Je l'entends bouger. Ma main liée au châle se tend dans sa direction.

— Ne fais aucun bruit, je vais ouvrir lentement la trappe. Avant de sortir, je dois surveiller, qu'il n'y a personne dans la pièce.

— D'accord murmuré-je.

Un cliquetis métallique se produit. S'ensuit un grincement strident. La trappe semi-ouverte libère un faible halo de lumière dans notre repaire. Mon châle n'est plus aussi blanc comme la neige. Je l'observe sans un mot, épier les alentours.

— C'est bon. La voie est libre.

Il ouvre entièrement la trappe puis se libère de mon écharpe autour de sa taille avant d'entrer dans la pièce. Ensuite, il tend sa main que j'attrape puis me soulève avec sa force naturelle. Une fois à l'intérieur, je souris d'extase face à ce tableau féerique.

Le dôme de verre porte bien son nom. Les murs, le plafond et le sol sont entièrement recouverts d'une couche de glace épaisse bleutée avec un effet miroir. D'immenses colonnes sculptées supportent le plafond et donnent un effet magistral au lieu. À côté de ça, je me sens minuscule. C'est déconcertant de penser qu'un endroit aussi beau et magique puisse être dans les mains d'un être malfaisant.

Je fais quelques pas en avant et m'arrête face à lui. Comme dans les mémoires d'Eden Blood, l'arbre aux esprits est en effet d'une beauté irréelle à vous couper le souffle. Une sorte d'esprit intemporel emprisonné dans un cœur de glace. Ses longs rameaux souples et recouverts de givre pailleté pendent dans le vide. Ses milliers de cristaux brillent d'éclats au contact de la lumière de la lune qui traverse le dôme de verre. Jamais je n'ai vu de spectacle aussi époustouflant. Je m'approche de l'arbre, à moitié gêné, comme si je ne faisais pas le poids face à cet être vivant.

Lorsque je touche l'une de ses branches du bout de mon index, il se produit un effet à la fois étrange et familier en moi. L'arbre, autrefois paralysé ; ondule, bouge son corps, ses branches comme si une brise légère vient de le traverser. Surprise, je regarde Timéo, lui-même sidéré.

Lorsqu'il s'approche de l'arbre puis le touche, celui-ci s'arrête subitement. Intrigué, il finit par s'éloigner. L'arbre se met de nouveau à bouger. Sa réaction de vie face à mon contact me bouleverse.

Malheureusement, je n'ai pas le temps de m'attarder sur le sujet. Mon seul but étant de récupérer au plus vite la dague d'Athamée pour la mettre en sécurité.

C'est quand même ironique de savoir que tout ce temps elle était cachée sous les yeux du maître des ténèbres.

Je repense à la manière dont le chef Snow l'avait emprisonnée. Je m'approche de l'arbre puis pose délicatement ma main au milieu du tronc. Un léger frisson me parcourt jusqu'à l'échine puis se transforme progressivement en une vague de chaleur qui inonde mon corps.

C'est alors qu'une lueur aveuglante survient. Ma main devient blanche comme la lueur de la lune. Je ressens une puissante énergie au centre de mon cœur que je laisse s'évacuer. 

Mon esprit rentre en communion avec celui de l'arbre qui me laisse entrer. Une lumière intense se dégage plongeant l'ensemble de la pièce dans un bain lumineux. Le portail magique s'ouvre et c'est à ce moment précis que je l'aperçois, plus brillante que jamais.

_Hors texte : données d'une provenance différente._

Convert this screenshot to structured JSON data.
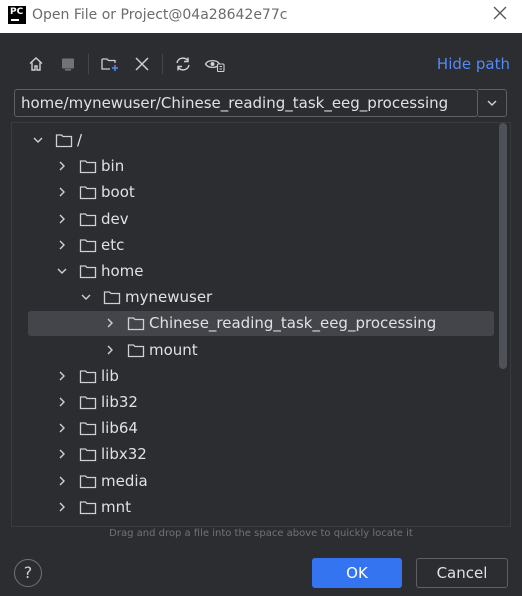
{
  "window": {
    "title": "Open File or Project@04a28642e77c",
    "logo_text": "PC"
  },
  "toolbar": {
    "icons": [
      "home-icon",
      "desktop-icon",
      "new-folder-icon",
      "delete-icon",
      "refresh-icon",
      "show-hidden-icon"
    ],
    "hide_path_label": "Hide path"
  },
  "path_field": {
    "value": "home/mynewuser/Chinese_reading_task_eeg_processing"
  },
  "tree": [
    {
      "label": "/",
      "depth": 0,
      "expanded": true
    },
    {
      "label": "bin",
      "depth": 1,
      "expanded": false
    },
    {
      "label": "boot",
      "depth": 1,
      "expanded": false
    },
    {
      "label": "dev",
      "depth": 1,
      "expanded": false
    },
    {
      "label": "etc",
      "depth": 1,
      "expanded": false
    },
    {
      "label": "home",
      "depth": 1,
      "expanded": true
    },
    {
      "label": "mynewuser",
      "depth": 2,
      "expanded": true
    },
    {
      "label": "Chinese_reading_task_eeg_processing",
      "depth": 3,
      "expanded": false,
      "selected": true
    },
    {
      "label": "mount",
      "depth": 3,
      "expanded": false
    },
    {
      "label": "lib",
      "depth": 1,
      "expanded": false
    },
    {
      "label": "lib32",
      "depth": 1,
      "expanded": false
    },
    {
      "label": "lib64",
      "depth": 1,
      "expanded": false
    },
    {
      "label": "libx32",
      "depth": 1,
      "expanded": false
    },
    {
      "label": "media",
      "depth": 1,
      "expanded": false
    },
    {
      "label": "mnt",
      "depth": 1,
      "expanded": false
    },
    {
      "label": "",
      "depth": 1,
      "expanded": false
    }
  ],
  "hint": "Drag and drop a file into the space above to quickly locate it",
  "buttons": {
    "help": "?",
    "ok": "OK",
    "cancel": "Cancel"
  },
  "colors": {
    "accent": "#3574f0",
    "link": "#548af7",
    "background": "#2b2d30",
    "selection": "#43454a"
  }
}
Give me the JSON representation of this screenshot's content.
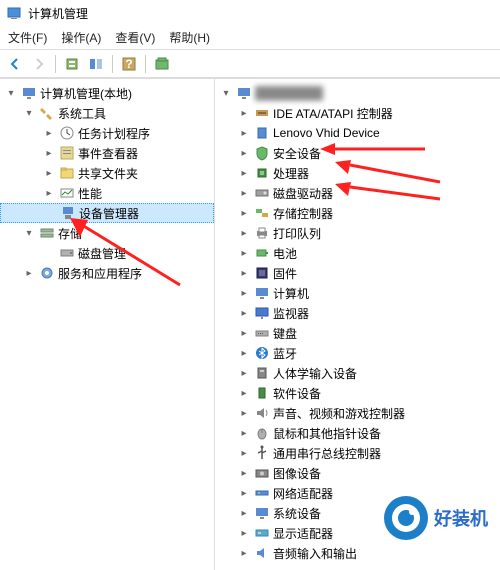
{
  "title": "计算机管理",
  "menu": {
    "file": "文件(F)",
    "action": "操作(A)",
    "view": "查看(V)",
    "help": "帮助(H)"
  },
  "left_tree": {
    "root": "计算机管理(本地)",
    "system_tools": "系统工具",
    "task_scheduler": "任务计划程序",
    "event_viewer": "事件查看器",
    "shared_folders": "共享文件夹",
    "performance": "性能",
    "device_manager": "设备管理器",
    "storage": "存储",
    "disk_management": "磁盘管理",
    "services_apps": "服务和应用程序"
  },
  "right_tree": {
    "ide": "IDE ATA/ATAPI 控制器",
    "lenovo": "Lenovo Vhid Device",
    "security": "安全设备",
    "processor": "处理器",
    "disk_drives": "磁盘驱动器",
    "storage_controllers": "存储控制器",
    "print_queues": "打印队列",
    "battery": "电池",
    "firmware": "固件",
    "computer": "计算机",
    "monitors": "监视器",
    "keyboards": "键盘",
    "bluetooth": "蓝牙",
    "hid": "人体学输入设备",
    "software_devices": "软件设备",
    "sound": "声音、视频和游戏控制器",
    "mouse": "鼠标和其他指针设备",
    "usb": "通用串行总线控制器",
    "imaging": "图像设备",
    "network": "网络适配器",
    "system_devices": "系统设备",
    "display": "显示适配器",
    "audio_io": "音频输入和输出"
  },
  "watermark": {
    "text": "好装机"
  }
}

Le couteau au manche noir incrusté de milliers de petites pierres précieuses endormi au cœur du tronc. Sa lame à double tranchant toujours aussi affûtée pourrait trancher n'importe quoi. Le temps passé ne l'a aucunement altérée. La dague d'Athamée est comme neuve.

Je n'ai pas le temps de l'admirer plus en détail qu'une porte claque violemment contre le mur, libérant une énergie démoniaque dans la pièce. Je me retourne vers la cause du vacarme. Un homme d'âge mature habillé tout en noir est entouré d'une troupe de l'armée rouge. Je reconnais d'emblée leur chef.

Même si sur la photographie de mariage il était plus jeune, mon cœur lui semble le reconnaître. Il s'agit bel et bien de mon père et cela me terrifie. Je me trouve nez à nez avec le maître des ténèbres avec dans ma main l'objet qu'il convoite depuis toujours.

Je m'étais imaginé toute sorte de scénarios concernant notre rencontre histoire d'être fin prête pour le grand jour, mais à présent rien ne se passe comme prévu. Le maître des ténèbres s'avance vers nous. Un rictus convulsé se lit sur son visage. Il est grand, mince avec des cheveux courts brun foncé. Ma longue chevelure ondulée couleur ébène est donc un héritage maternel. Habillé en noir, sa longue tunique dépasse presque ses genoux.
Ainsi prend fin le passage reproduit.